Join us on March 8 when our speaker, George Lewis, Jr., will discuss the fascinating life of Union Brigadier General Frederick West Lander; will unravel the mystery of why the Lander Post Office was established at Catoctin, Maryland, in April 1862; and will explore the accomplishments of a man described as “The Bravest of the Brave.” Lander’s internationally famous spouse will also figure in the story.

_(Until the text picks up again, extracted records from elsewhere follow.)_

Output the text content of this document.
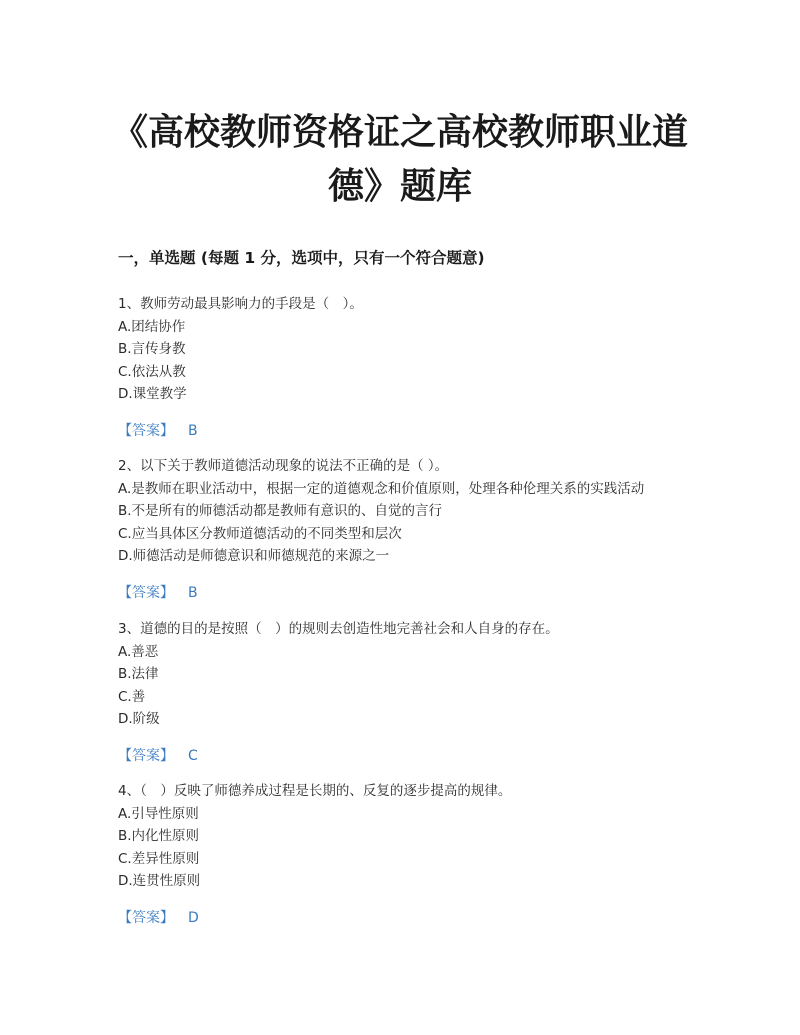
《高校教师资格证之高校教师职业道德》题库
一，单选题 (每题 1 分，选项中，只有一个符合题意)
1、教师劳动最具影响力的手段是（　）。
A.团结协作
B.言传身教
C.依法从教
D.课堂教学
【答案】 B
2、以下关于教师道德活动现象的说法不正确的是（ ）。
A.是教师在职业活动中，根据一定的道德观念和价值原则，处理各种伦理关系的实践活动
B.不是所有的师德活动都是教师有意识的、自觉的言行
C.应当具体区分教师道德活动的不同类型和层次
D.师德活动是师德意识和师德规范的来源之一
【答案】 B
3、道德的目的是按照（　）的规则去创造性地完善社会和人自身的存在。
A.善恶
B.法律
C.善
D.阶级
【答案】 C
4、（　）反映了师德养成过程是长期的、反复的逐步提高的规律。
A.引导性原则
B.内化性原则
C.差异性原则
D.连贯性原则
【答案】 D
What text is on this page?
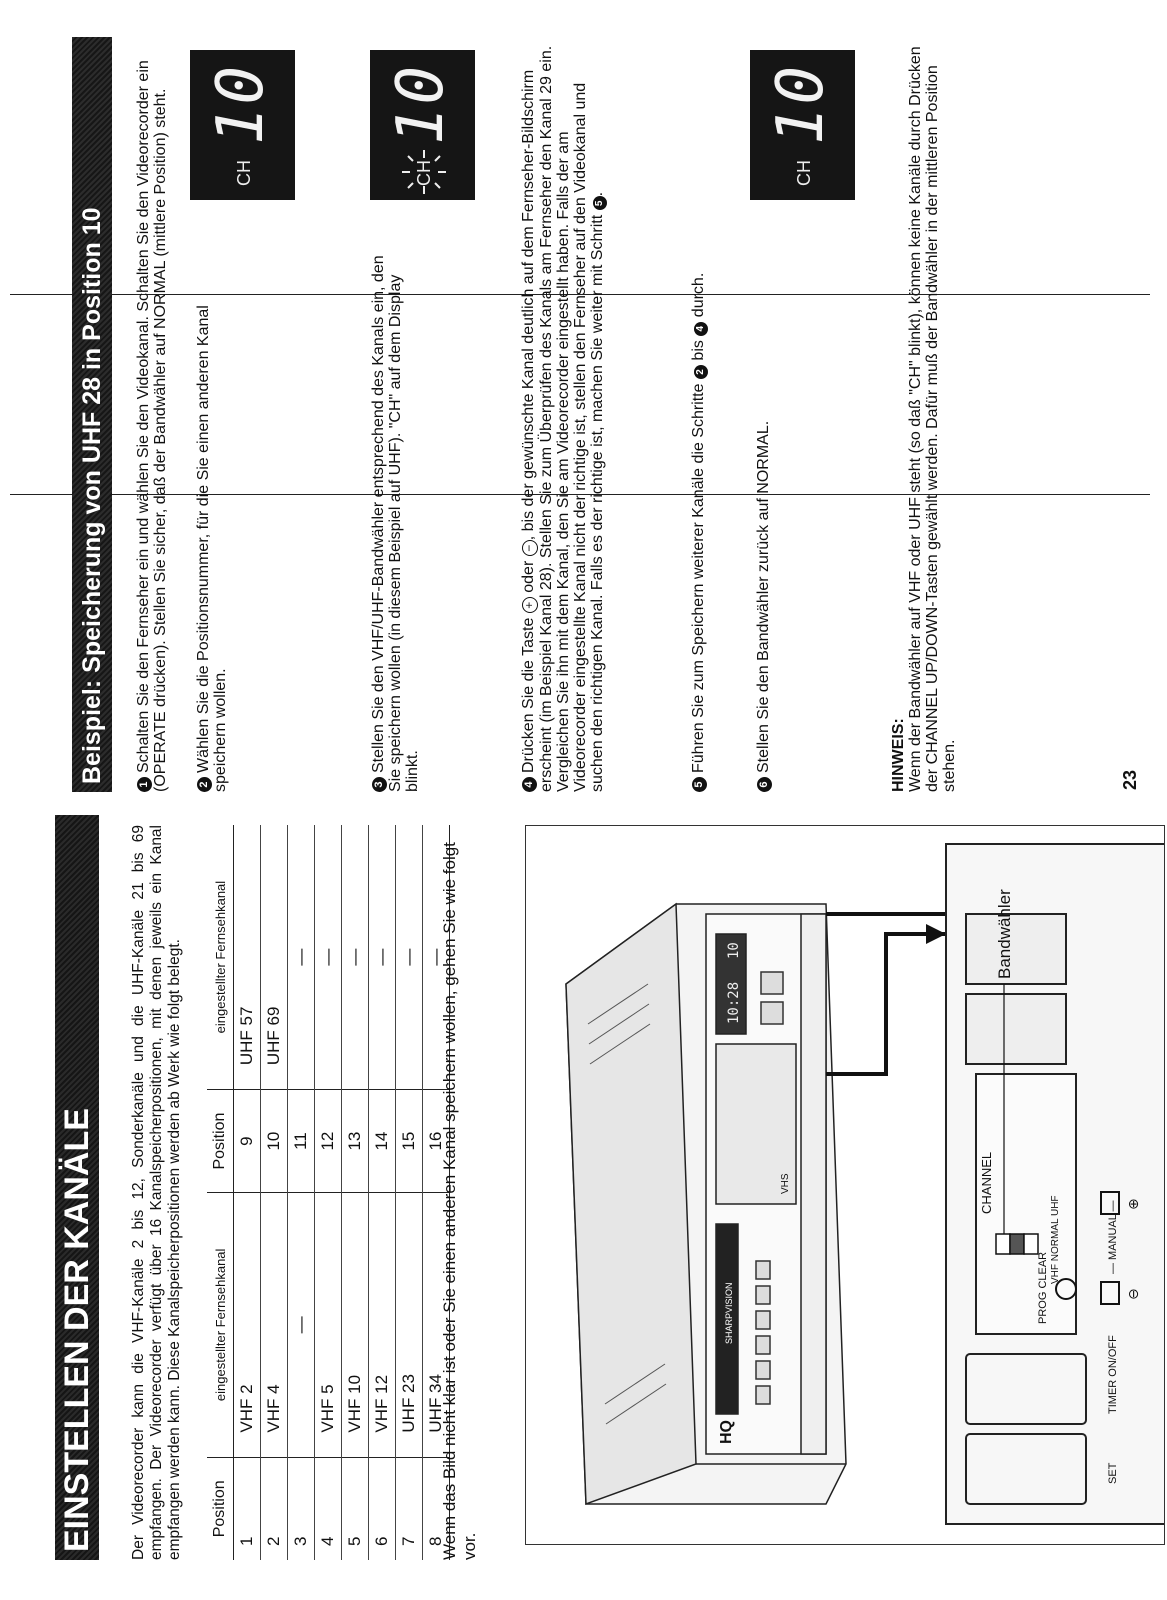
EINSTELLEN DER KANÄLE Der Videorecorder kann die VHF-Kanäle 2 bis 12, Sonderkanäle und die UHF-Kanäle 21 bis 69 empfangen. Der Videorecorder verfügt über 16 Kanalspeicherpositionen, mit denen jeweils ein Kanal empfangen werden kann. Diese Kanalspeicherpositionen werden ab Werk wie folgt belegt. Position	eingestellter Fernsehkanal	Position	eingestellter Fernsehkanal
1	VHF 2	9	UHF 57
2	VHF 4	10	UHF 69
3	—	11	—
4	VHF 5	12	—
5	VHF 10	13	—
6	VHF 12	14	—
7	UHF 23	15	—
8	UHF 34	16	—
Wenn das Bild nicht klar ist oder Sie einen anderen Kanal speichern wollen, gehen Sie wie folgt vor.
SHARPVISION
HQ
VHS
10:28
10
SET
TIMER ON/OFF
PROG CLEAR
CHANNEL
VHF NORMAL UHF	— MANUAL —
⊖
⊕
Bandwähler
Beispiel: Speicherung von UHF 28 in Position 10
1Schalten Sie den Fernseher ein und wählen Sie den Videokanal. Schalten Sie den Videorecorder ein (OPERATE drücken). Stellen Sie sicher, daß der Bandwähler auf NORMAL (mittlere Position) steht.	2Wählen Sie die Positionsnummer, für die Sie einen anderen Kanal speichern wollen.	3Stellen Sie den VHF/UHF-Bandwähler entsprechend des Kanals ein, den Sie speichern wollen (in diesem Beispiel auf UHF). "CH" auf dem Display blinkt.	4Drücken Sie die Taste + oder −, bis der gewünschte Kanal deutlich auf dem Fernseher-Bildschirm erscheint (im Beispiel Kanal 28). Stellen Sie zum Überprüfen des Kanals am Fernseher den Kanal 29 ein. Vergleichen Sie ihn mit dem Kanal, den Sie am Videorecorder eingestellt haben. Falls der am Videorecorder eingestellte Kanal nicht der richtige ist, stellen den Fernseher auf den Videokanal und suchen den richtigen Kanal. Falls es der richtige ist, machen Sie weiter mit Schritt 5.
5Führen Sie zum Speichern weiterer Kanäle die Schritte 2 bis 4 durch.
6Stellen Sie den Bandwähler zurück auf NORMAL.
CH
10
CH
10
CH
10
HINWEIS: Wenn der Bandwähler auf VHF oder UHF steht (so daß "CH" blinkt), können keine Kanäle durch Drücken der CHANNEL UP/DOWN-Tasten gewählt werden. Dafür muß der Bandwähler in der mittleren Position stehen.	23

Meeting time: 7:30 p.m., March 8, 2016
Location: Thomas Balch Library, 208 West Market Street, Leesburg, Virginia
Topic: Frederick W. Lander: Explorer, General, Poet
Frederick W. Lander was truly a man for all seasons. A tall and handsome workaholic who hailed from a patriotic New England family, Lander was an explorer, a railroad man, a poet, a soldier, a public speaker, and one of the most recognizable Western frontier and early Civil War military figures of his time—and all but forgotten by the end of the nineteenth century. However, his name lives on as a city, a wagon road, two streams, a mountain in Wyoming, and in Maryland as a small Frederick County village once known as Catoctin/Catoctin Station/Catoctin Switch. Six weeks after Brigadier General Lander’s death at Paw Paw, Virginia (on March 2, 1862), the Lander Post Office was established at Catoctin, Maryland. Over time, the name of the post office gradually replaced the name of the village and by the early nineteenth century, the little village at milepost 51 on the C&O Canal was known only as “Lander.”
In October 1860, then Colonel Lander married a long-time friend, the leading Elizabethan actress of her time, Jean Margaret Davenport, a wealthy and immensely popular socialite who had “no superior living in the truly womanly characters of drama.”
Lewis’s presentation will tie together such diverse places and players as the Overland Wagon Road to California, Ball’s Bluff, the Willard Hotel, Lander Mountain, Texas Governor Sam Houston, Blooming Gap, General George McClellan, the Northern Pacific Railroad, Stonewall Jackson, Camp Chase, President Abraham Lincoln, the C&O Canal, Secretary Salmon Chase, General Order No. 5, the Battle of Rich Mountain, a poet from Massachusetts, Edward’s Ferry, an early-day Shirley Temple, and Catoctin Switch.
George Lewis, Jr., is a veterinarian, retired army colonel, amateur historian, and medical research and development consultant. He has lived in Frederick County, Maryland, on and off for the past thirty-eight years, the last eighteen of which he has owned, built, and managed a grass fed cow/calf operation, Catoctin Station Farm, in Lander, Maryland.